Chegámos e havia 1 quarto com uma cama de casal livre (nós somos 6), havia a opção de 3 pessoas ficarem na sala comum a dormir no chão, mas como somos um grupo unido decidimos enfiar 6 pessoas num quarto minúsculo. As 3 mulheres na cama e os 3 homens no chão, com o frio que estava o calor humano ajudou a que todos dormíssemos bem!

Depois de um dia delicado como o de hoje já só quero descansar, estou ansiosa para o dia de amanhã! Chegada ao lago mais alto do mundo de acordo com o seu tamanho!!!!

– Tilicho Lake- 27km

15/10/17

Às 5h estava de pé, tinha que subir cedo para não apanhar muito vento e ter tempo de regressar.

Eram ‘’apenas’’ 5 km, que sobem 1000m de altitude, há quem os faça em 3h, 4h e até em 5h.

Fiquei-me pelas 3h, mas 3h que me pareceram uma eternidade.

A falta de oxigénio na subida era notória desde o primeiro passo. Uma subida íngreme que parecia não ter fim é uma luta e um desafio constante, quer físico quer mental. O meu objectivo era chegar ao lago e a dificuldade por vezes leva à desistência (haviam pessoas a descer). Nunca o pensei fazer porque o sonho estava no topo daquela montanha, estava cada vez mais perto a cada passo, a cada respiração.

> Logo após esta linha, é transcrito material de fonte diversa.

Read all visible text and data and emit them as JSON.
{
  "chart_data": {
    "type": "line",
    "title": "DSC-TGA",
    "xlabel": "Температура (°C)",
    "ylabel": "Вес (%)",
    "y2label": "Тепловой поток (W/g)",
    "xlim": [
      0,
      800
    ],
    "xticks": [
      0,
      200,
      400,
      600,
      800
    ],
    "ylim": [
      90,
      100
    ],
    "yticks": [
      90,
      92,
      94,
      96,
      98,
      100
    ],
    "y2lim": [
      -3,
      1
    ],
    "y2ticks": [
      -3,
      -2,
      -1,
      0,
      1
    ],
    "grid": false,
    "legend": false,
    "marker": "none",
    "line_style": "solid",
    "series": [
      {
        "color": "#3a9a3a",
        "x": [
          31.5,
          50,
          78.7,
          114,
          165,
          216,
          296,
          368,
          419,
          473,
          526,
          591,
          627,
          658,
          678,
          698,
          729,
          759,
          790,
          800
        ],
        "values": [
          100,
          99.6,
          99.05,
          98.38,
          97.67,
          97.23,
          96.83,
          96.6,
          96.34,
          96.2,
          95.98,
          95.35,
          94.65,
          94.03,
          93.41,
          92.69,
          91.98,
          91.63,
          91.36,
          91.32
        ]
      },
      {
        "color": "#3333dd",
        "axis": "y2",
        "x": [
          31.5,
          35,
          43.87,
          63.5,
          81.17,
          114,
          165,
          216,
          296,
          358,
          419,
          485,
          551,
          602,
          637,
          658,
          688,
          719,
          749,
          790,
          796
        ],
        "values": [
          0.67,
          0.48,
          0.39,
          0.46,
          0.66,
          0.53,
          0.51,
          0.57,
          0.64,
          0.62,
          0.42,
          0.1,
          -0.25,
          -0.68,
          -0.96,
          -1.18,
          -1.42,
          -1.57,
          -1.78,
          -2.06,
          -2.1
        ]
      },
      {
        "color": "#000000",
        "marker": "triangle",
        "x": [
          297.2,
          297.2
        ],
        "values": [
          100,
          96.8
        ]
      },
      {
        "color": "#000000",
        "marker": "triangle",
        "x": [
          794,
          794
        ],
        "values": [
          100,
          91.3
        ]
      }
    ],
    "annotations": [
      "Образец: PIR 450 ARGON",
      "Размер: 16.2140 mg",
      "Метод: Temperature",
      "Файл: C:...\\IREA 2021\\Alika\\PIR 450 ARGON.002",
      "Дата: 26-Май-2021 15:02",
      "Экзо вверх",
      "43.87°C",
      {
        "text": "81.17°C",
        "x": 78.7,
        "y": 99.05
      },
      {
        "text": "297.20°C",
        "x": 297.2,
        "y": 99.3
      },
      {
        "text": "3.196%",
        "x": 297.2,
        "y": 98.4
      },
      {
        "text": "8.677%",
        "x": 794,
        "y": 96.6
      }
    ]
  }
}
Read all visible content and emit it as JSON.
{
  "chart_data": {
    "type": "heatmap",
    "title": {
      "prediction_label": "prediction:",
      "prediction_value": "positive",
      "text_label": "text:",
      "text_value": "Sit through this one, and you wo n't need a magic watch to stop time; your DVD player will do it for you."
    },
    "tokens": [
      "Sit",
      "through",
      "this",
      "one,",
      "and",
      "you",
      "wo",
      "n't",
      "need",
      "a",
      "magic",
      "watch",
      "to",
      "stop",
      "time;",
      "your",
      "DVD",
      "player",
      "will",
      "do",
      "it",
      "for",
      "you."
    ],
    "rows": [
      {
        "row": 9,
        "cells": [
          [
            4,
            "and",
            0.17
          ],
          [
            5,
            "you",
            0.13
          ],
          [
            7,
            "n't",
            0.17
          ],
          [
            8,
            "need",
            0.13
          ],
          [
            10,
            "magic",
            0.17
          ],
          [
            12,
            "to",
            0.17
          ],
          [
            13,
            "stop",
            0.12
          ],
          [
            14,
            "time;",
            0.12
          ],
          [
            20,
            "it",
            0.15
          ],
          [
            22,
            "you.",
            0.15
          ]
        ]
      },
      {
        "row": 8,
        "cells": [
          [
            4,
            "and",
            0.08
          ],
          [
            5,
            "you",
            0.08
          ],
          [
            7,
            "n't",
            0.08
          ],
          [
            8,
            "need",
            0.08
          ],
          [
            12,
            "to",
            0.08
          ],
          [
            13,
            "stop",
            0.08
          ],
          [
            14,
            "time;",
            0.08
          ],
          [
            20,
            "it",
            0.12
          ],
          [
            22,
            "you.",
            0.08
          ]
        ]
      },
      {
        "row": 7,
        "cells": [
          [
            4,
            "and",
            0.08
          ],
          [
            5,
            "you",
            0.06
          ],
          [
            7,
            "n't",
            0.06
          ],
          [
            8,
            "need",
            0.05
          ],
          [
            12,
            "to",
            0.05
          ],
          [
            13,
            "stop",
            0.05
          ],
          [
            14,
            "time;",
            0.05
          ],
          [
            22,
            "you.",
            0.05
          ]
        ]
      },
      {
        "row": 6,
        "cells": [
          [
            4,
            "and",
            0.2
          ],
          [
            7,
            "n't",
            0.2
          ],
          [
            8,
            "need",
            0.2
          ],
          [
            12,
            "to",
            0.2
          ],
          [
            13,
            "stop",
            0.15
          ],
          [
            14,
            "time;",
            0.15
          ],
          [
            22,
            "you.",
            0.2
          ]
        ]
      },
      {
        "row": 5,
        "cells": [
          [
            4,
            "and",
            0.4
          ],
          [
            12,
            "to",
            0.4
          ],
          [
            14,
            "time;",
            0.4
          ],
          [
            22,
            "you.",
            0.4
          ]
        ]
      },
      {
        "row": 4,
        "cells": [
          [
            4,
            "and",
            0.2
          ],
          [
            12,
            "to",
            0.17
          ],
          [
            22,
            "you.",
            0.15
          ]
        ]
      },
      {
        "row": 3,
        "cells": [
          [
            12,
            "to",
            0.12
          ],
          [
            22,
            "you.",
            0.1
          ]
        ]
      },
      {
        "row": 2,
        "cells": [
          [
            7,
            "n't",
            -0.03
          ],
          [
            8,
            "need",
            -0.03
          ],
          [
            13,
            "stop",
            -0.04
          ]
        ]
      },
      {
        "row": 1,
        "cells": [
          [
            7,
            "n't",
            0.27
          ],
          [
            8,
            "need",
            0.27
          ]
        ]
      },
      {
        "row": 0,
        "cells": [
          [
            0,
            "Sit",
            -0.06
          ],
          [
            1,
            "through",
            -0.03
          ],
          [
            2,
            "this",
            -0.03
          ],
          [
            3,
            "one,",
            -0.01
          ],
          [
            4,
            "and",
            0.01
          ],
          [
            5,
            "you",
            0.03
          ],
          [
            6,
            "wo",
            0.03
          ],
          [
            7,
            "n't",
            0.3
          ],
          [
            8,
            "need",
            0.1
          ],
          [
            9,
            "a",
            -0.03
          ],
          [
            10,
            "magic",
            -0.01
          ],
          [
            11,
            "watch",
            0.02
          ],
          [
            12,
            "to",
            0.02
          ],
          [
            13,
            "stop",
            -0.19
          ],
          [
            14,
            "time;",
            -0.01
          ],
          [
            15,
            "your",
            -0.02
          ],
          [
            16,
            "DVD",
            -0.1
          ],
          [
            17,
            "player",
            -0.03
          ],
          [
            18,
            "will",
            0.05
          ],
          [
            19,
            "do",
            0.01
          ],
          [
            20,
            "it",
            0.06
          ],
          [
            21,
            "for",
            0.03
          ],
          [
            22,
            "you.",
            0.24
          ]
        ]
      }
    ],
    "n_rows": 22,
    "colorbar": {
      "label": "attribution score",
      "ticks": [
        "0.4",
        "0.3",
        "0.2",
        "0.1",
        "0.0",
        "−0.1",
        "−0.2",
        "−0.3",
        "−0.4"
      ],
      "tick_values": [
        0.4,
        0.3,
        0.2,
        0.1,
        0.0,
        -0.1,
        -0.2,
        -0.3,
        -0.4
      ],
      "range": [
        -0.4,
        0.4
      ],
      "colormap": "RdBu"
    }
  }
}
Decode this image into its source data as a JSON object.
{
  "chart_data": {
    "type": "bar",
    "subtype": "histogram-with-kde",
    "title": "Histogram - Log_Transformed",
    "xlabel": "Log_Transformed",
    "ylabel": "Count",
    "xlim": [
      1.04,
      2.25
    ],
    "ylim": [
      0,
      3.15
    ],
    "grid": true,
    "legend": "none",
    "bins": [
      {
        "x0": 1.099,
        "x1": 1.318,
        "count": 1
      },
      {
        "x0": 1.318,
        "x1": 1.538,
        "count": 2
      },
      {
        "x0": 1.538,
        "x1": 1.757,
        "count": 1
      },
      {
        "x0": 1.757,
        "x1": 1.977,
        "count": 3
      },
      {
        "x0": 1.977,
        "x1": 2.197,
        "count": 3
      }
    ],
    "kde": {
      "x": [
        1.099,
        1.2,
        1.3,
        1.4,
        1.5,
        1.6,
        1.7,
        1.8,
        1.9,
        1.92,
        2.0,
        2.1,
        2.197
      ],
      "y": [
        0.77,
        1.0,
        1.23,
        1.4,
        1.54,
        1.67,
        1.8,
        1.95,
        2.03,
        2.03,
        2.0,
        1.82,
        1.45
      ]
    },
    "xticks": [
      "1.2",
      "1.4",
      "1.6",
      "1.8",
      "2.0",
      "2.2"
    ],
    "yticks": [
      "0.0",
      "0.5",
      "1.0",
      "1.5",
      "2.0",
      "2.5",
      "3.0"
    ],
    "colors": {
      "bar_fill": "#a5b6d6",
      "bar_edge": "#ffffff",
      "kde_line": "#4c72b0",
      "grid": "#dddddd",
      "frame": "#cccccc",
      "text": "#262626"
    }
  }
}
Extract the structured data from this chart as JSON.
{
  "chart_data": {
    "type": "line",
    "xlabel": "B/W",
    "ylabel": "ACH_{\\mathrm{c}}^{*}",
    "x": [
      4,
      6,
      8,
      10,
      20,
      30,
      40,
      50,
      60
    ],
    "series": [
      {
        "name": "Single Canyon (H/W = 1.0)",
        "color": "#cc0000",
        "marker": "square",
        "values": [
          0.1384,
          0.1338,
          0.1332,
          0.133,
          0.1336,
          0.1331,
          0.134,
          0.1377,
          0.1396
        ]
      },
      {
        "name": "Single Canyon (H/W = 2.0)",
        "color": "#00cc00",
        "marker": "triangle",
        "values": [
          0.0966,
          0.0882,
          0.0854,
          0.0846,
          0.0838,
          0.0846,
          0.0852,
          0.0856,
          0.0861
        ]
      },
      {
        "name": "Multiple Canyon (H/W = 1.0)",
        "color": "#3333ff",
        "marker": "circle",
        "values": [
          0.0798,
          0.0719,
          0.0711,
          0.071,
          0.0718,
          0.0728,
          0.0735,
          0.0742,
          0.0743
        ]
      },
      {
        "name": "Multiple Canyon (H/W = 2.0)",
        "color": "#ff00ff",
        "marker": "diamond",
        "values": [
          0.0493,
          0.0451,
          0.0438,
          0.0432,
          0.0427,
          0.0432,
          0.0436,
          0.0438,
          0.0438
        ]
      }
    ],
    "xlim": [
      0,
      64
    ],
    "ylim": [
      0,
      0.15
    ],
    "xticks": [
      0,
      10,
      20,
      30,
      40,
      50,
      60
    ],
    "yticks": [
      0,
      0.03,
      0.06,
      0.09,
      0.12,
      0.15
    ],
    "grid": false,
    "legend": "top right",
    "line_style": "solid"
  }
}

No meio de tanto frio estava espantada com a beleza natural do lago a 5000m de altitude! Lindo Lindo Lindo.

Queria ter ficado lá, mas o frio gelava e o vento apareceu.

Já posso dizer que estive no lago mais alto do mundo de acordo com o seu tamanho, e é incrível.

Ali estava ele, intocável, grandioso. Que beleza.

Eu estava orgulhosa de ter ali chegado, há tanto que esperava por aquele momento. Depois de tanto esforço ali estava eu a erguer a minha bandeira. Com orgulho.

A regressar não contive as lágrimas deparei-me com uma panorâmica dos himalayas, deparei-me a realizar um sonho, deparei-me exausta mas tão feliz.

Depois da subida mais difícil vem a vista mais bonita, e de facto nunca tinha visto nada tão natural e virgem à mão do homem.

Estou exaustivamente feliz.

Em 1h30 desci, a descer todos os santos ajudam! O oxigénio voltava à medida que descia mas uma grande dor de cabeça acompanhava-me.

Cheguei quase sem forças ao base camp e ainda tinha uma longa etapa pela frente.

Almoçámos e fomos.

Tínhamos que regressar a Khangsar onde tínhamos deixado as malas no dia anterior, 18 km pelas derrocadas, foi um desafio enorme e parecia que nunca mais chegava, uma dor de cabeça que não me largava e passos que custavam a dar.

Ninguém disse que cumprir sonhos era fácil.

Estou orgulhosa de mim, quero continuar a palminhar montanhas e a superar-me todos os dias. A superação pessoal trás resultados e mostra algo que nunca tínhamos visto em nós.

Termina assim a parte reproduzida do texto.